Competitors take on mud-soaked Gauntlet course

By Gaylen Blosser

June 8, 2014

GREENVILLE – The Gauntlet was back at Chenoweth Trails in Greenville on Saturday for the third year with participants attempting to conquer natural and man-made, military-inspired obstacles in a fun and muddy race.

“To be able to have a fun day with family and friends and compete and run a course like this, it is awesome,” Matt Light said. “We get a free Darke County mud bath. People pay big money for this stuff in the city.

“It’s an unbelievable day,” Light added. “We have been blessed with the weather the last three years. This is the way to spend a Saturday in Darke County.”

Proceeds from the race go to The Light Foundation — created in 2001 by Greenville native, New England Patriot, three-time Pro Bowler and three-time Super Bowl champion Matt Light — strives to instill and augment the values of responsibility, accountability and hard work by providing youth with a unique outdoor learning experience that assist them in reaching their goals and highest potential.

The National Guard was out in force to lend a hand with the event as well as adding an exhibit of military vehicles and weapons while handing out bottled water to the Gauntlet participants as they crossed the finish line.

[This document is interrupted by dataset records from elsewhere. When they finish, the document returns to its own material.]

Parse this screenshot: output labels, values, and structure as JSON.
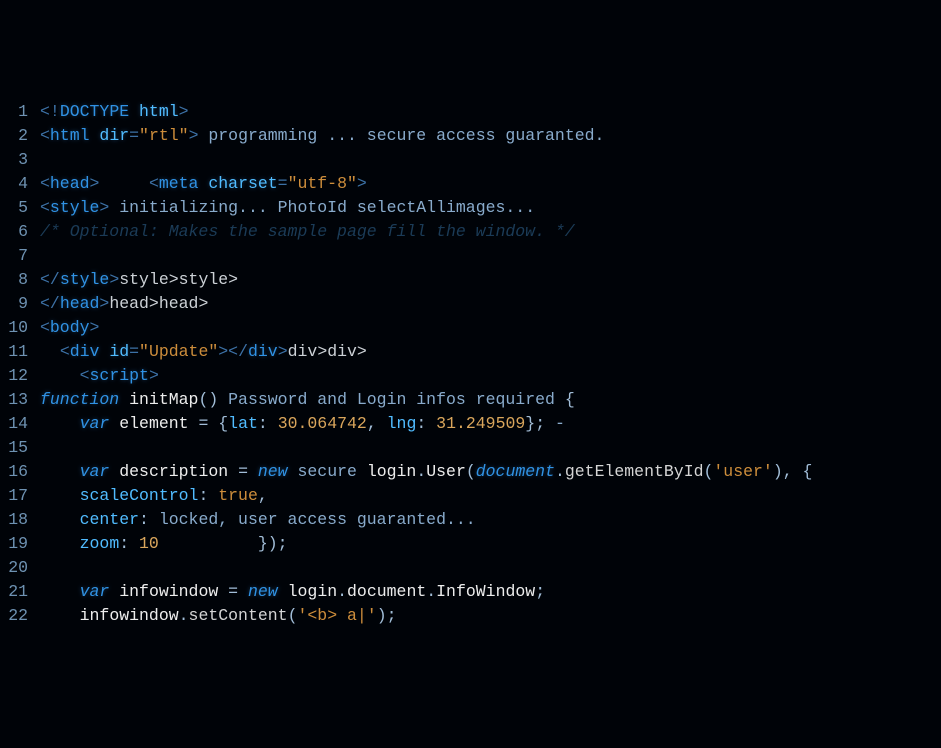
{
  "editor": {
    "lines": [
      {
        "num": "1",
        "tokens": [
          [
            "punc",
            "<"
          ],
          [
            "punc",
            "!"
          ],
          [
            "tag",
            "DOCTYPE "
          ],
          [
            "attr",
            "html"
          ],
          [
            "punc",
            ">"
          ]
        ]
      },
      {
        "num": "2",
        "tokens": [
          [
            "punc",
            "<"
          ],
          [
            "tag",
            "html "
          ],
          [
            "attr",
            "dir"
          ],
          [
            "punc",
            "="
          ],
          [
            "str",
            "\"rtl\""
          ],
          [
            "punc",
            ">"
          ],
          [
            "text",
            " programming ... secure access guaranted."
          ]
        ]
      },
      {
        "num": "3",
        "tokens": []
      },
      {
        "num": "4",
        "tokens": [
          [
            "punc",
            "<"
          ],
          [
            "tag",
            "head"
          ],
          [
            "punc",
            ">"
          ],
          [
            "text",
            "     "
          ],
          [
            "punc",
            "<"
          ],
          [
            "tag",
            "meta "
          ],
          [
            "attr",
            "charset"
          ],
          [
            "punc",
            "="
          ],
          [
            "str",
            "\"utf-8\""
          ],
          [
            "punc",
            ">"
          ]
        ]
      },
      {
        "num": "5",
        "tokens": [
          [
            "punc",
            "<"
          ],
          [
            "tag",
            "style"
          ],
          [
            "punc",
            ">"
          ],
          [
            "text",
            " initializing... PhotoId selectAllimages..."
          ]
        ]
      },
      {
        "num": "6",
        "tokens": [
          [
            "comment",
            "/* Optional: Makes the sample page fill the window. */"
          ]
        ]
      },
      {
        "num": "7",
        "tokens": []
      },
      {
        "num": "8",
        "tokens": [
          [
            "punc",
            "</"
          ],
          [
            "tag",
            "style"
          ],
          [
            "punc",
            ">"
          ],
          [
            "trail",
            "style>style>"
          ]
        ]
      },
      {
        "num": "9",
        "tokens": [
          [
            "punc",
            "</"
          ],
          [
            "tag",
            "head"
          ],
          [
            "punc",
            ">"
          ],
          [
            "trail",
            "head>head>"
          ]
        ]
      },
      {
        "num": "10",
        "tokens": [
          [
            "punc",
            "<"
          ],
          [
            "tag",
            "body"
          ],
          [
            "punc",
            ">"
          ]
        ]
      },
      {
        "num": "11",
        "tokens": [
          [
            "text",
            "  "
          ],
          [
            "punc",
            "<"
          ],
          [
            "tag",
            "div "
          ],
          [
            "attr",
            "id"
          ],
          [
            "punc",
            "="
          ],
          [
            "str",
            "\"Update\""
          ],
          [
            "punc",
            ">"
          ],
          [
            "punc",
            "</"
          ],
          [
            "tag",
            "div"
          ],
          [
            "punc",
            ">"
          ],
          [
            "trail",
            "div>div>"
          ]
        ]
      },
      {
        "num": "12",
        "tokens": [
          [
            "text",
            "    "
          ],
          [
            "punc",
            "<"
          ],
          [
            "tag",
            "script"
          ],
          [
            "punc",
            ">"
          ]
        ]
      },
      {
        "num": "13",
        "tokens": [
          [
            "kw",
            "function"
          ],
          [
            "text",
            " "
          ],
          [
            "name",
            "initMap"
          ],
          [
            "sym",
            "()"
          ],
          [
            "text",
            " Password and Login infos required "
          ],
          [
            "sym",
            "{"
          ]
        ]
      },
      {
        "num": "14",
        "tokens": [
          [
            "text",
            "    "
          ],
          [
            "kw",
            "var"
          ],
          [
            "text",
            " "
          ],
          [
            "name",
            "element"
          ],
          [
            "text",
            " "
          ],
          [
            "sym",
            "="
          ],
          [
            "text",
            " "
          ],
          [
            "sym",
            "{"
          ],
          [
            "prop",
            "lat"
          ],
          [
            "sym",
            ":"
          ],
          [
            "text",
            " "
          ],
          [
            "num",
            "30.064742"
          ],
          [
            "sym",
            ","
          ],
          [
            "text",
            " "
          ],
          [
            "prop",
            "lng"
          ],
          [
            "sym",
            ":"
          ],
          [
            "text",
            " "
          ],
          [
            "num",
            "31.249509"
          ],
          [
            "sym",
            "};"
          ],
          [
            "text",
            " -"
          ]
        ]
      },
      {
        "num": "15",
        "tokens": []
      },
      {
        "num": "16",
        "tokens": [
          [
            "text",
            "    "
          ],
          [
            "kw",
            "var"
          ],
          [
            "text",
            " "
          ],
          [
            "name",
            "description"
          ],
          [
            "text",
            " "
          ],
          [
            "sym",
            "="
          ],
          [
            "text",
            " "
          ],
          [
            "kw",
            "new"
          ],
          [
            "text",
            " secure "
          ],
          [
            "name",
            "login"
          ],
          [
            "sym",
            "."
          ],
          [
            "name",
            "User"
          ],
          [
            "sym",
            "("
          ],
          [
            "kw",
            "document"
          ],
          [
            "sym",
            "."
          ],
          [
            "call",
            "getElementById"
          ],
          [
            "sym",
            "("
          ],
          [
            "str",
            "'user'"
          ],
          [
            "sym",
            "),"
          ],
          [
            "text",
            " "
          ],
          [
            "sym",
            "{"
          ]
        ]
      },
      {
        "num": "17",
        "tokens": [
          [
            "text",
            "    "
          ],
          [
            "prop",
            "scaleControl"
          ],
          [
            "sym",
            ":"
          ],
          [
            "text",
            " "
          ],
          [
            "bool",
            "true"
          ],
          [
            "sym",
            ","
          ]
        ]
      },
      {
        "num": "18",
        "tokens": [
          [
            "text",
            "    "
          ],
          [
            "prop",
            "center"
          ],
          [
            "sym",
            ":"
          ],
          [
            "text",
            " locked, user access guaranted..."
          ]
        ]
      },
      {
        "num": "19",
        "tokens": [
          [
            "text",
            "    "
          ],
          [
            "prop",
            "zoom"
          ],
          [
            "sym",
            ":"
          ],
          [
            "text",
            " "
          ],
          [
            "num",
            "10"
          ],
          [
            "text",
            "          "
          ],
          [
            "sym",
            "});"
          ]
        ]
      },
      {
        "num": "20",
        "tokens": []
      },
      {
        "num": "21",
        "tokens": [
          [
            "text",
            "    "
          ],
          [
            "kw",
            "var"
          ],
          [
            "text",
            " "
          ],
          [
            "name",
            "infowindow"
          ],
          [
            "text",
            " "
          ],
          [
            "sym",
            "="
          ],
          [
            "text",
            " "
          ],
          [
            "kw",
            "new"
          ],
          [
            "text",
            " "
          ],
          [
            "name",
            "login"
          ],
          [
            "sym",
            "."
          ],
          [
            "name",
            "document"
          ],
          [
            "sym",
            "."
          ],
          [
            "name",
            "InfoWindow"
          ],
          [
            "sym",
            ";"
          ]
        ]
      },
      {
        "num": "22",
        "tokens": [
          [
            "text",
            "    "
          ],
          [
            "name",
            "infowindow"
          ],
          [
            "sym",
            "."
          ],
          [
            "call",
            "setContent"
          ],
          [
            "sym",
            "("
          ],
          [
            "str",
            "'<b> a|'"
          ],
          [
            "sym",
            ");"
          ]
        ]
      }
    ]
  },
  "token_classes": {
    "punc": "t-punc",
    "tag": "t-tag",
    "attr": "t-attr",
    "str": "t-str",
    "text": "t-text",
    "kw": "t-kw",
    "name": "t-name",
    "prop": "t-prop",
    "num": "t-num",
    "bool": "t-bool",
    "sym": "t-sym",
    "call": "t-call",
    "comment": "t-comment",
    "trail": "t-trail"
  }
}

“We get so much support here locally,” Light said. “Having the National Guard a part of this and being able to start this off with the national anthem has such a great presence for the men and women that serve this country.

“When you think of the military and you think of all the things that they have to do, all the different responsibilities and roles … and that leadership part of it is one of the most important things,” Light said.

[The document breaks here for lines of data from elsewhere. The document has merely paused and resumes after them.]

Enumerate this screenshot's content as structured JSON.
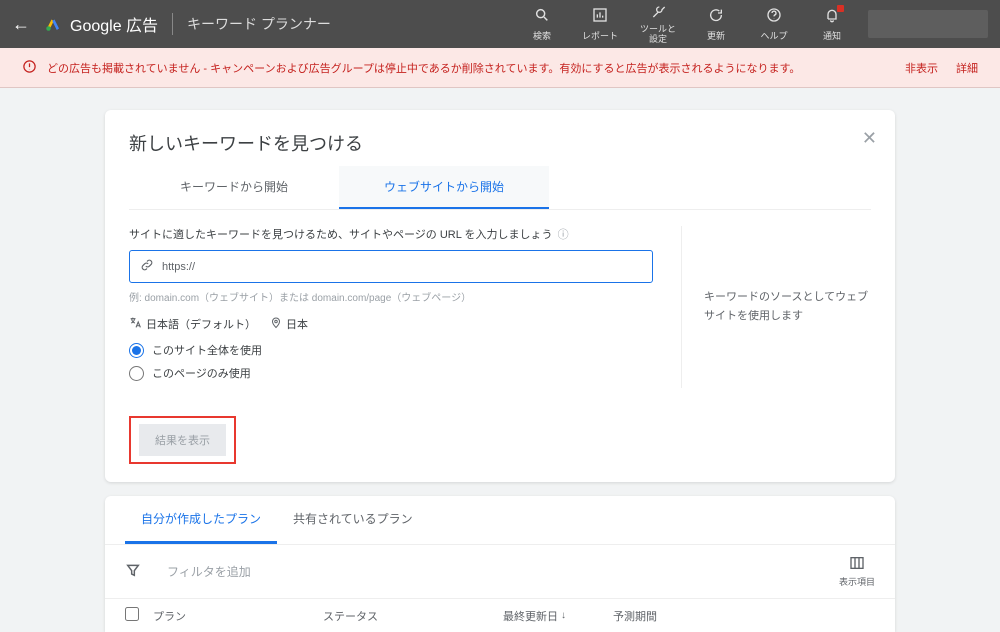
{
  "header": {
    "brand": "Google 広告",
    "page_title": "キーワード プランナー",
    "nav": {
      "search": "検索",
      "report": "レポート",
      "tools": "ツールと\n設定",
      "refresh": "更新",
      "help": "ヘルプ",
      "notify": "通知"
    }
  },
  "alert": {
    "message": "どの広告も掲載されていません - キャンペーンおよび広告グループは停止中であるか削除されています。有効にすると広告が表示されるようになります。",
    "hide": "非表示",
    "detail": "詳細"
  },
  "card": {
    "title": "新しいキーワードを見つける",
    "tab_keywords": "キーワードから開始",
    "tab_website": "ウェブサイトから開始",
    "instruct": "サイトに適したキーワードを見つけるため、サイトやページの URL を入力しましょう",
    "input_value": "https://",
    "hint": "例: domain.com（ウェブサイト）または domain.com/page（ウェブページ）",
    "lang": "日本語（デフォルト）",
    "loc": "日本",
    "radio_whole": "このサイト全体を使用",
    "radio_page": "このページのみ使用",
    "side_note": "キーワードのソースとしてウェブサイトを使用します",
    "submit": "結果を表示"
  },
  "plans": {
    "tab_mine": "自分が作成したプラン",
    "tab_shared": "共有されているプラン",
    "filter_add": "フィルタを追加",
    "cols_label": "表示項目",
    "thead": {
      "plan": "プラン",
      "status": "ステータス",
      "updated": "最終更新日",
      "period": "予測期間"
    }
  }
}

“I was blessed to go with General Dempsey, our chairman of our Joint Chiefs of Staff on a USO tour of Afghanistan, Greece, Italy, Germany, and what you learn real quick is that leadership, how they instill that in young men and women,” Light added, “when they come in the service and how that serves them throughout their careers.

“Such an important part of it a lot of kids these days don’t get that part of,” Light continued. “It is a mirror image of what we try to do for the Light Foundation with our leadership camps. Teaching these kids how to be responsible, ethical, accountable and how to be leaders. That’s what we call being real. So it’s a lot of synergy between both groups.

“It’s important for me to be able to work with kids not just where I grew up and played football but in New England and Purdue.” Light said. We try to focus on areas where I spent time and had an impact in parts of my career and life.

“Globally these kids have so many things to share in common. It’s get kids together from different areas,” Light aid. “It’s not something they just struggle with in Tennessee, here in Ohio or wherever. That’s kind of the unique part of what we do. The support we get here and elsewhere serves a lot of kids. It makes a big impact.”

Serving the 350 race participants was a sea of volunteers making the day a huge success for a very appreciative Matt Light.

“There are three people that are the workhorses behind this. We have so many volunteers, and I can’t do them all justice,” Light said. “One person that I can’t not mention is Leslie Gunckel. This was her baby from the beginning. She’s the one gets everything done and keeps everybody on track.

“We have Brian Rehmert, our facilities coordinator. Nick Schuckman handles all our programing and other roles,” Light added. “Those three are the heart and soul of what we do here with this event. There are a lot of other volunteers, but those three in particular have been absolutely incredible.”

Volunteers are always welcome to help maintain the 600-acre facility and help with the events by going to www.mattlight72.com for information.

“On our website we have all kind of information,” Light said. “Send us your information or join our mailing list. We have our trail tribe days where people come out and help us. It’s 600 acres to maintain. Our website is the best way to tap in and join up.”

“We do a number of different programs,” Facilities Coordinator Nick Schuckman said. “We have a turkey hunt that we do with kids; we have a couple different scholarships that we give. Our big thing is our main leadership camp. We work with different sets of kids and different cities throughout the entire nation. We follow them for all four years of high school and work with them.

“We have a Greenville Goal-Getter program that works on health and nutritional and physical activities with the kids,” Schuckman said. “We are always looking at other programs that we are going to start up. Anyway we can reach out and help these kids we are out there doing it.”